Tuesday, March 31, 2009

On Bucket Shops and Crises

Compliments of Naked Capitalism, here is a large excerpt from an article in today's Financial Times (London), by Eric Dinallo, New York State's Superintendent of Insurance, on some historical background relating to Credit Default Swaps.

Many compare this financial crisis to the stock market crash of 1929, but it is closer to the credit freeze and bank panic of 1907....

The bank panic of 1907 is remembered for J.P. Morgan forcing all the bankers to stay in a room until they agreed to contribute to fixing the crisis. What has been forgotten is one major cause of the crisis – unregulated speculation on the prices of securities by people who did not own them. These betting parlours, or fake exchanges, were called bucket shops because the bets were literally placed in buckets.

The states responded in 1908 by passing anti-bucket shop and gambling laws, outlawing the activity that helped to ruin that economy.

What has that got to do with today’s crisis? Credit default swaps are the rocket fuel that turned the subprime mortgage fire into a conflagration....AIG Financial Products, the unit that sold almost $500bn (€379bn, £353bn) of them, may therefore be viewed as the biggest bucket shop in history.

Credit default swaps started out as essentially an insurance policy. If you owned a bond in a company and were concerned it might default, you bought the swap to protect yourself....Banks bought them to reduce the amount of capital they were required to hold against investments – in other words, to avoid regulation. Because they owned the swap, banks claimed they no longer had the risk of a default of the bond. Others bought swaps without owning the bond to place a bet on a company’s future.

But there was serious concern that swaps violated the old bucket shop laws. Thus, the Commodity Futures Modernisation Act of 2000 exempted credit default swaps from these laws. The act also exempted them from regulation by the Commodities and Futures Trading Commission and the Securities and Exchange Commission. Unregulated, the market grew enormously.

Thus, one of the major causes of the financial crisis was not how lax our regulation, or how hard we enforced, but what we chose not to regulate.

Indeed, what we decided was old fashioned and in need of modernisation was, in fact, an effective check on an activity that for 100 years had been illegal, for good reason. As a result, we modernised ourselves into this ice age.

The fear in 2000 was that if we regulated credit default swaps and required holding sufficient capital, the market would go where unregulated sellers could make more money. We forgot that the biggest competitive advantage of the US financial system has always been safety, security and transparency. If we destroy that perception, the long-term cost to our society is incalculable.



While I am sure that Mr. Dinallo's historical facts are correct, perhaps some points may be added.

One is that the buildup of debt is similar to 1929, and not to 1907; the global nature of the current situation is like that of the Great Depression, not thatof 1907; and there was intense stock speculation both in 1906-7 and in 1927-9.  There are many parents to the current problem.  In addition, what we have now that is unique to today is intense government money printing and borrowing to "stimulate" the economy. 
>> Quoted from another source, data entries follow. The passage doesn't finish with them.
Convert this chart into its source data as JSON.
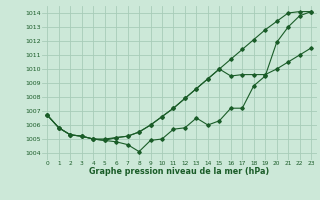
{
  "bg_color": "#cce8d8",
  "line_color": "#1a5c28",
  "grid_color": "#a8ccb8",
  "title": "Graphe pression niveau de la mer (hPa)",
  "ylim": [
    1003.5,
    1014.5
  ],
  "xlim": [
    -0.5,
    23.5
  ],
  "yticks": [
    1004,
    1005,
    1006,
    1007,
    1008,
    1009,
    1010,
    1011,
    1012,
    1013,
    1014
  ],
  "xticks": [
    0,
    1,
    2,
    3,
    4,
    5,
    6,
    7,
    8,
    9,
    10,
    11,
    12,
    13,
    14,
    15,
    16,
    17,
    18,
    19,
    20,
    21,
    22,
    23
  ],
  "series1": [
    1006.7,
    1005.8,
    1005.3,
    1005.2,
    1005.0,
    1004.9,
    1004.8,
    1004.6,
    1004.1,
    1004.9,
    1005.0,
    1005.7,
    1005.8,
    1006.5,
    1006.0,
    1006.3,
    1007.2,
    1007.2,
    1008.8,
    1009.5,
    1011.9,
    1013.0,
    1013.8,
    1014.1
  ],
  "series2": [
    1006.7,
    1005.8,
    1005.3,
    1005.2,
    1005.0,
    1005.0,
    1005.1,
    1005.2,
    1005.5,
    1006.0,
    1006.6,
    1007.2,
    1007.9,
    1008.6,
    1009.3,
    1010.0,
    1010.7,
    1011.4,
    1012.1,
    1012.8,
    1013.4,
    1014.0,
    1014.1,
    1014.1
  ],
  "series3": [
    1006.7,
    1005.8,
    1005.3,
    1005.2,
    1005.0,
    1004.9,
    1005.1,
    1005.2,
    1005.5,
    1006.0,
    1006.6,
    1007.2,
    1007.9,
    1008.6,
    1009.3,
    1010.0,
    1009.5,
    1009.6,
    1009.6,
    1009.6,
    1010.0,
    1010.5,
    1011.0,
    1011.5
  ]
}
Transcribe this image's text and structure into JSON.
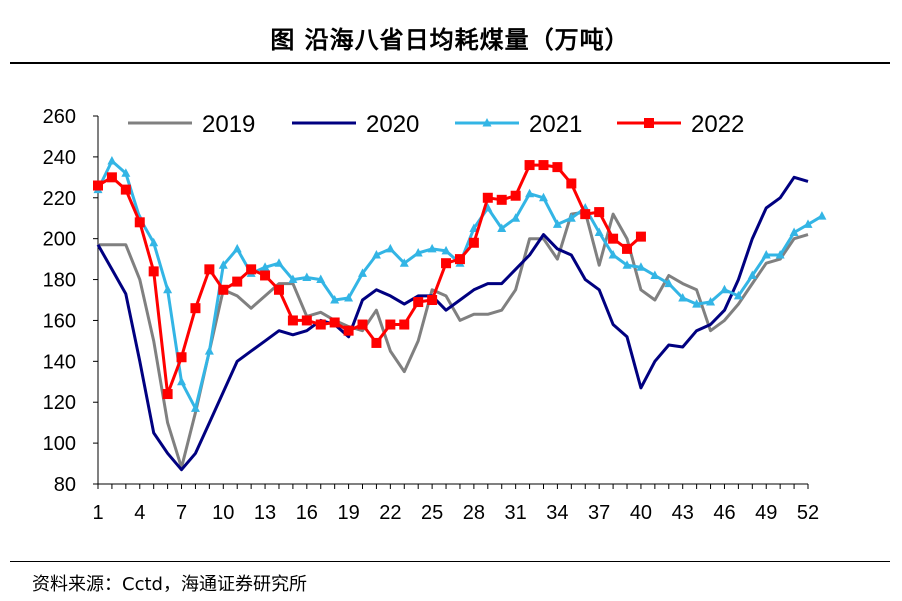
{
  "title": "图  沿海八省日均耗煤量（万吨）",
  "source": "资料来源：Cctd，海通证券研究所",
  "colors": {
    "2019": "#808080",
    "2020": "#000080",
    "2021": "#33b5e5",
    "2022": "#ff0000"
  },
  "chart_data": {
    "type": "line",
    "title": "沿海八省日均耗煤量（万吨）",
    "xlabel": "",
    "ylabel": "",
    "xlim": [
      1,
      52
    ],
    "ylim": [
      80,
      260
    ],
    "xticks": [
      1,
      4,
      7,
      10,
      13,
      16,
      19,
      22,
      25,
      28,
      31,
      34,
      37,
      40,
      43,
      46,
      49,
      52
    ],
    "yticks": [
      80,
      100,
      120,
      140,
      160,
      180,
      200,
      220,
      240,
      260
    ],
    "legend_position": "top",
    "series": [
      {
        "name": "2019",
        "marker": "none",
        "values": [
          197,
          197,
          197,
          180,
          150,
          110,
          88,
          115,
          145,
          175,
          172,
          166,
          172,
          178,
          178,
          162,
          164,
          160,
          157,
          155,
          165,
          145,
          135,
          150,
          175,
          172,
          160,
          163,
          163,
          165,
          175,
          200,
          200,
          190,
          212,
          213,
          187,
          212,
          200,
          175,
          170,
          182,
          178,
          175,
          155,
          160,
          168,
          178,
          188,
          190,
          200,
          202
        ]
      },
      {
        "name": "2020",
        "marker": "none",
        "values": [
          197,
          185,
          173,
          140,
          105,
          95,
          87,
          95,
          110,
          125,
          140,
          145,
          150,
          155,
          153,
          155,
          160,
          158,
          152,
          170,
          175,
          172,
          168,
          172,
          172,
          165,
          170,
          175,
          178,
          178,
          185,
          192,
          202,
          195,
          192,
          180,
          175,
          158,
          152,
          127,
          140,
          148,
          147,
          155,
          158,
          165,
          180,
          200,
          215,
          220,
          230,
          228
        ]
      },
      {
        "name": "2021",
        "marker": "triangle",
        "values": [
          224,
          238,
          232,
          210,
          198,
          175,
          130,
          117,
          145,
          187,
          195,
          183,
          186,
          188,
          180,
          181,
          180,
          170,
          171,
          183,
          192,
          195,
          188,
          193,
          195,
          194,
          188,
          205,
          215,
          205,
          210,
          222,
          220,
          207,
          210,
          215,
          203,
          192,
          187,
          186,
          182,
          178,
          171,
          168,
          169,
          175,
          172,
          182,
          192,
          192,
          203,
          207,
          211
        ]
      },
      {
        "name": "2022",
        "marker": "square",
        "values": [
          226,
          230,
          224,
          208,
          184,
          124,
          142,
          166,
          185,
          175,
          179,
          185,
          182,
          175,
          160,
          160,
          158,
          159,
          155,
          158,
          149,
          158,
          158,
          169,
          170,
          188,
          190,
          198,
          220,
          219,
          221,
          236,
          236,
          235,
          227,
          212,
          213,
          200,
          195,
          201
        ]
      }
    ]
  }
}
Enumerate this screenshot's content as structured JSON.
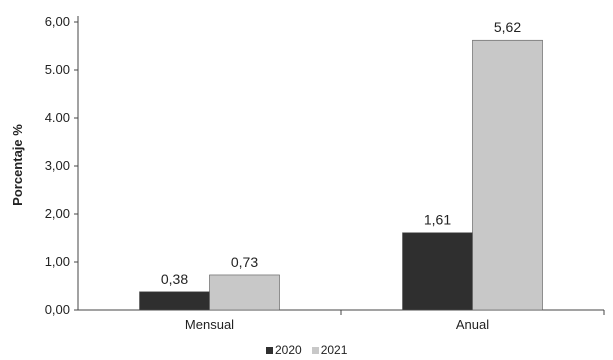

The recommendation from EBR has been and is to simply ban credit default swaps.  If you don't like the loan, don't make it.  If it's to large for you to make but you like it, find partners.  And make lots of loans, thus obtaining your protection.  Unfortunately, the G30, which is led by an AIG Vice President and has Paul Volcker as a figurehead Chairman of the Board; and which is sponsored by Riskmetrics, is getting its way in that Timothy Geithner is using its industry-friendly viewpoint in his proposal for regulation rather than real reform of the financial industry.  Thus will the seeds be ready to turn into tinder to fuel the next "banking" crisis.